La violenza della guerra in Ucraina, la folle galoppata del tasso di inflazione e lo spettro di un periodo di recessione dominano le notizie, ma la carneficina determinata dall’imperversare dell’influenza aviaria sta polverizzando un record dopo l’altro. La stagione epidemica in corso, la più grande di sempre nel contesto del Vecchio Continente, sta decimando le popolazioni di pennuti selvatici e non in tutto il globo: in Europa e nel Regno Unito sono stati abbattuti 50 milioni di volatili, gli Stati Uniti sono alle prese con abbattimenti e infezioni che hanno provocato divieti all’esportazione e una minore produzione di uova (con i prezzi che, ovviamente, si sono impennati) e nemmeno le colonie di pinguini del Sud Africa sono al sicuro.
I dati forniti dal Dipartimento dell’Agricoltura degli Stati Uniti indicano che nell’ultima epidemia di influenza aviaria, nell’ormai lontano 2015, perirono circa 50 milioni di uccelli. Nei primi nove mesi dell’anno in corso, invece, ne sono già stati colpiti 47,6 milioni, con il morbo che si è diffuso in ben 42 stati: in altre parole, salvo clamorose inversioni di tendenza, i numeri del 2015 potrebbero essere polverizzati dall’epidemia attualmente in corso.

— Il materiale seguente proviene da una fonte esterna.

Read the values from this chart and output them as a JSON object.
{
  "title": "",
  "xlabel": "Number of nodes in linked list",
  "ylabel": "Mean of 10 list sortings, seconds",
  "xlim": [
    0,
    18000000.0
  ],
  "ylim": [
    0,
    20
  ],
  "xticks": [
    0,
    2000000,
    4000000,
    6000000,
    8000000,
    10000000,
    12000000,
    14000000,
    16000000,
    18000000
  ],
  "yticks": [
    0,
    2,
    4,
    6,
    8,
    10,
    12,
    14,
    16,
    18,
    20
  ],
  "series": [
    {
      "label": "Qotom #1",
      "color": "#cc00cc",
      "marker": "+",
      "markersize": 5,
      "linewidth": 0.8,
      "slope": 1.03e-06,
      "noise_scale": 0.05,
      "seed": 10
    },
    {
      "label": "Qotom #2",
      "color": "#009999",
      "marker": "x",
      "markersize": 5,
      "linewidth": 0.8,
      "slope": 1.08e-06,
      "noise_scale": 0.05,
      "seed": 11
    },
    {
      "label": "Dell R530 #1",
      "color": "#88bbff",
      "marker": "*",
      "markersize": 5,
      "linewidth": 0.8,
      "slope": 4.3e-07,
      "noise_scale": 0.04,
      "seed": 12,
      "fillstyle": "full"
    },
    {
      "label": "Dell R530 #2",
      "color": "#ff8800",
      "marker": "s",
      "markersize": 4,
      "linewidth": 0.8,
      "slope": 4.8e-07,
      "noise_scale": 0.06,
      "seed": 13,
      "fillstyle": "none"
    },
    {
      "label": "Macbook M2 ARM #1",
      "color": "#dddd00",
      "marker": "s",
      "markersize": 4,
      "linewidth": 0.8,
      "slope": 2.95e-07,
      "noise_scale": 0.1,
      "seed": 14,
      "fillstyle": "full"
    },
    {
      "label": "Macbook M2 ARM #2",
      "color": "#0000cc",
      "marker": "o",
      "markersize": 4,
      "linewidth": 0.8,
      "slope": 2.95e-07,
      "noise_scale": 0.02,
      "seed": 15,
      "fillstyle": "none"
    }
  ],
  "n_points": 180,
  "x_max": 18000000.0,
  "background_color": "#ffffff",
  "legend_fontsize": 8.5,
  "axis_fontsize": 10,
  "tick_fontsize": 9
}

“Questo virus potrebbe restare presente negli uccelli selvatici per il prossimo futuro”, ha affermato Rosemary Sifford, funzionario dell’USDA, durante un’intervista con Reuters. “Purtroppo, ciò che abbiamo fatto probabilmente non è stato sufficiente per proteggerci da questo elevato carico di virus nella popolazione di esemplari selvatici”.